Need to double check my Entry

Q - regarding ( / ) (Forward Slash) in Entry

         

Tutti

4:32 am on Oct 2, 2005 (gmt 0)



Regarding ( / ) Forward Slash in a Disallow Entry, I need to double check a couple of things.

1-If a Folder, (store), has a Sub Folder, (admin), which also has its own (2 or 3) Sub Folders, one being (admin/importexport) + several other files, such as (admin/datasource.inc) –
Considering that the intent is to Disallow - all Files, Folders & Sub Folders in the (admin) Folder;

Which Entry would be best or correct?

Disallow: /store/admin

Or

Disallow: /store/admin/

2-If for example, the Entry, Disallow: /store/admin happens to be the correct one and is used,
Would it be correct to assume that in doing so - all other intended files in the (store) Folder will be indexed.

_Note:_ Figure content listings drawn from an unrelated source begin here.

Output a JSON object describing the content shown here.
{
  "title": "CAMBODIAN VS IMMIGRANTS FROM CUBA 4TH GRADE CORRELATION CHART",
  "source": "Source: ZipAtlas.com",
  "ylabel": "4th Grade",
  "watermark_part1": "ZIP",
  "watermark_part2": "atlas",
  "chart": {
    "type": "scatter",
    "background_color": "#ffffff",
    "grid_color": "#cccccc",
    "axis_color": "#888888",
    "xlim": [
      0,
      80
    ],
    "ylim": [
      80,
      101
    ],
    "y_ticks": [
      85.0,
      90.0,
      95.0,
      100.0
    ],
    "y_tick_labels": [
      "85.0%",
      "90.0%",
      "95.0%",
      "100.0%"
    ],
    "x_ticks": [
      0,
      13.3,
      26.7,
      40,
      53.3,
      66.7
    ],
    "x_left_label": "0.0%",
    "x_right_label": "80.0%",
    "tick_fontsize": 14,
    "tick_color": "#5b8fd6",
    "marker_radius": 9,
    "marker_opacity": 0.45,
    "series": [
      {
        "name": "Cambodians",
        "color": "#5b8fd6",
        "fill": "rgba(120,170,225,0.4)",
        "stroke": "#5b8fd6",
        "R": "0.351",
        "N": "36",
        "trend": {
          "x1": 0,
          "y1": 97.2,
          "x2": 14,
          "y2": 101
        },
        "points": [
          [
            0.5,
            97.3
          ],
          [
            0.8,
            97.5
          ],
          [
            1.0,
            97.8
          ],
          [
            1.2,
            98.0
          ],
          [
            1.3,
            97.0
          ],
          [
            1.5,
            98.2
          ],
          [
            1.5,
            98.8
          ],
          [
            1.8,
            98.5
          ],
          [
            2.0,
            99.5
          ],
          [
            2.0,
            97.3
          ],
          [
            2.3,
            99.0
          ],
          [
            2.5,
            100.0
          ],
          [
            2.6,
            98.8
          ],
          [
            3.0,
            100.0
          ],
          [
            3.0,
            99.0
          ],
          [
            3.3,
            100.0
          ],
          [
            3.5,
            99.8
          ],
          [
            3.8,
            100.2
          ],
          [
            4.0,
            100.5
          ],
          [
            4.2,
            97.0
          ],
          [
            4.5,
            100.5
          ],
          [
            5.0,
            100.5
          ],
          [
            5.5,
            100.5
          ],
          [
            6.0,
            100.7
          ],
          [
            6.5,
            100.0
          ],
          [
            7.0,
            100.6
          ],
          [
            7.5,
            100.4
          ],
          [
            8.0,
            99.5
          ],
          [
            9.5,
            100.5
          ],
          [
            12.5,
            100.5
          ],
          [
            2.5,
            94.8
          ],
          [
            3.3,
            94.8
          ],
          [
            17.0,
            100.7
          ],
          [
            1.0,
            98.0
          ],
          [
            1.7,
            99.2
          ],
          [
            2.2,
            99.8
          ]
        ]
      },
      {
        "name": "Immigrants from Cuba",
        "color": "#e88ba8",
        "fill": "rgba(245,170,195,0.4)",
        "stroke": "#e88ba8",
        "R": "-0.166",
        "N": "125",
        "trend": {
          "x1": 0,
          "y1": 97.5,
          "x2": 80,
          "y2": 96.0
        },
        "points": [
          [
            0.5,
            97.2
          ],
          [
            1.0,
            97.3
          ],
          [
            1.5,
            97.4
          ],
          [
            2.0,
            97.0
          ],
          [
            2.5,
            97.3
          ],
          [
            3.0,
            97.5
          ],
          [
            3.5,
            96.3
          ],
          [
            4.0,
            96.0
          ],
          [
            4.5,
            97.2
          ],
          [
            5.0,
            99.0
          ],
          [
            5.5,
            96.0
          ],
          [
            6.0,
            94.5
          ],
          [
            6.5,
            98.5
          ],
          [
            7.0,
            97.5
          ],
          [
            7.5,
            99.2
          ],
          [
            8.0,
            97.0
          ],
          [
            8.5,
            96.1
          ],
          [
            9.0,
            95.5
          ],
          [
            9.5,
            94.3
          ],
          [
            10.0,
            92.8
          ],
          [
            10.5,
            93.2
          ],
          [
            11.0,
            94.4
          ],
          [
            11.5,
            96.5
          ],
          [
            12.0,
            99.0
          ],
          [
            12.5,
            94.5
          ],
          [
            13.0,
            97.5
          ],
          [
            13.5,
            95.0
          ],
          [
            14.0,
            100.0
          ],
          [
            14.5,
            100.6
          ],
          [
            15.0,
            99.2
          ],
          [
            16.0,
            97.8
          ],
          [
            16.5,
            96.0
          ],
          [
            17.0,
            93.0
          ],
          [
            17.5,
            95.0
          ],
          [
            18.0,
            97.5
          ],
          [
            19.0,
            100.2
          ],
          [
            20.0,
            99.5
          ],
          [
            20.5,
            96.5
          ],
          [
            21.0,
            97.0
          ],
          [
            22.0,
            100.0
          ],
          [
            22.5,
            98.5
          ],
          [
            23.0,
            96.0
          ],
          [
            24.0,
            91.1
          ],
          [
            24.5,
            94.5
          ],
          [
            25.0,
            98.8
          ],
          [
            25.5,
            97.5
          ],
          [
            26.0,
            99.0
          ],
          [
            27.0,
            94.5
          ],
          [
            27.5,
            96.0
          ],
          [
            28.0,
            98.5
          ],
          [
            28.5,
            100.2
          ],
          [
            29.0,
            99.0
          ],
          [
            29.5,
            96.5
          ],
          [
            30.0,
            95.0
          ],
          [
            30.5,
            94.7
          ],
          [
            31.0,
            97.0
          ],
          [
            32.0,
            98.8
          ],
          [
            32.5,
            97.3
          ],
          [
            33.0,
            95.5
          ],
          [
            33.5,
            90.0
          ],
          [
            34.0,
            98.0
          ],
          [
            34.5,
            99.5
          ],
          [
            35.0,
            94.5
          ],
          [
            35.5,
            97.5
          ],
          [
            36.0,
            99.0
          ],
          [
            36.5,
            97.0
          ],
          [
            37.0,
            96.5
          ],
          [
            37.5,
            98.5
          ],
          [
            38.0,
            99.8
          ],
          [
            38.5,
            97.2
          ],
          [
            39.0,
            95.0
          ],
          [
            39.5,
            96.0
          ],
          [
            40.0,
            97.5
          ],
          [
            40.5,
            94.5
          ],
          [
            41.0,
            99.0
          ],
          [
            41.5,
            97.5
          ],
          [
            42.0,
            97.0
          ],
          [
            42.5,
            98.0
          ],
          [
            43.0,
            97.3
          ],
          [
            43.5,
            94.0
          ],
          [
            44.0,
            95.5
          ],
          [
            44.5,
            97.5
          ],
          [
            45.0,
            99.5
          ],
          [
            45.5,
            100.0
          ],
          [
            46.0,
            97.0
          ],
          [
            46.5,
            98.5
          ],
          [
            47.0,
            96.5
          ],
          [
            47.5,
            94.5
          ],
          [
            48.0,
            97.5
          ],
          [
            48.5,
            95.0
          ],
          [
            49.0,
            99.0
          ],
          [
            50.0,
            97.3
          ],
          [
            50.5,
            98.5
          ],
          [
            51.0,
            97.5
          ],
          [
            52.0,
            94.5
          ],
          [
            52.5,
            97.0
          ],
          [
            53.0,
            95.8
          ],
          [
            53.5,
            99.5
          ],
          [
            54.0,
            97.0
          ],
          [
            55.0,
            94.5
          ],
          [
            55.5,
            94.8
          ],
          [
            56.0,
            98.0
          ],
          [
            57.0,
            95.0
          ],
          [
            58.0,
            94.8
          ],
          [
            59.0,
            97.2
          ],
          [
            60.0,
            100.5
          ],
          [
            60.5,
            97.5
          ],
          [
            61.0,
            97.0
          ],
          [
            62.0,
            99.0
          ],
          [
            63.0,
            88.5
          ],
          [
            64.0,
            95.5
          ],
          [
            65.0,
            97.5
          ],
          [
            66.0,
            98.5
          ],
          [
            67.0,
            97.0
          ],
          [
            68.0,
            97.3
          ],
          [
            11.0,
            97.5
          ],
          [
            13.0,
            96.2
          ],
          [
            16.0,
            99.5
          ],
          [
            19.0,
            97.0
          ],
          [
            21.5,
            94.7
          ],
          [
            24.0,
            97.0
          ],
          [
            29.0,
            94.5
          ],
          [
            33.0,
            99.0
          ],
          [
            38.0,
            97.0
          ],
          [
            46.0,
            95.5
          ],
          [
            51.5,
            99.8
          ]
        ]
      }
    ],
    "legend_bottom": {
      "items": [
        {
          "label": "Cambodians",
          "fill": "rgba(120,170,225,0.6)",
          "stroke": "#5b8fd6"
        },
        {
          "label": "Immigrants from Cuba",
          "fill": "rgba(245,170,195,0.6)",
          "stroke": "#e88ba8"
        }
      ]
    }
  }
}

My intention is to allow indexing most of the files in the (store) Folder – while Disallowing some of the Folders & Files.

Research Note: I have looked at similar case studies, – in the Forum, that recommend moving all Disallowed Files and Folders into a new folder.
However, in my case, it would be an impossible task – that would require hours of program re-write & page editing.

Thanks,

Dari

Lord Majestic

3:59 pm on Oct 2, 2005 (gmt 0)

WebmasterWorld Senior Member 10+ Year Member



Disallow: /store/admin

Or

Disallow: /store/admin/

#1 is certainly best because /store/admin is a perfectly valid URL for a directory but unless Disallow states /store/admin then it won't be disallowed.

Some web servers execute redirect to proper directory with /'s at the end and good bots that double-check robots.txt upon rediction will still be disallowed by 2-nd version, but some webservers don't redirect and not all bots support double-check on redirect.

Thus #1 is the best choice.

--

Your second problem with allowing some files will either require moving them into separate folder or making very detailed robots.txt - this may be hard to maintain.

Of course you can use META commands to prohibit pages from being indexed, but this will still result in them being crawled.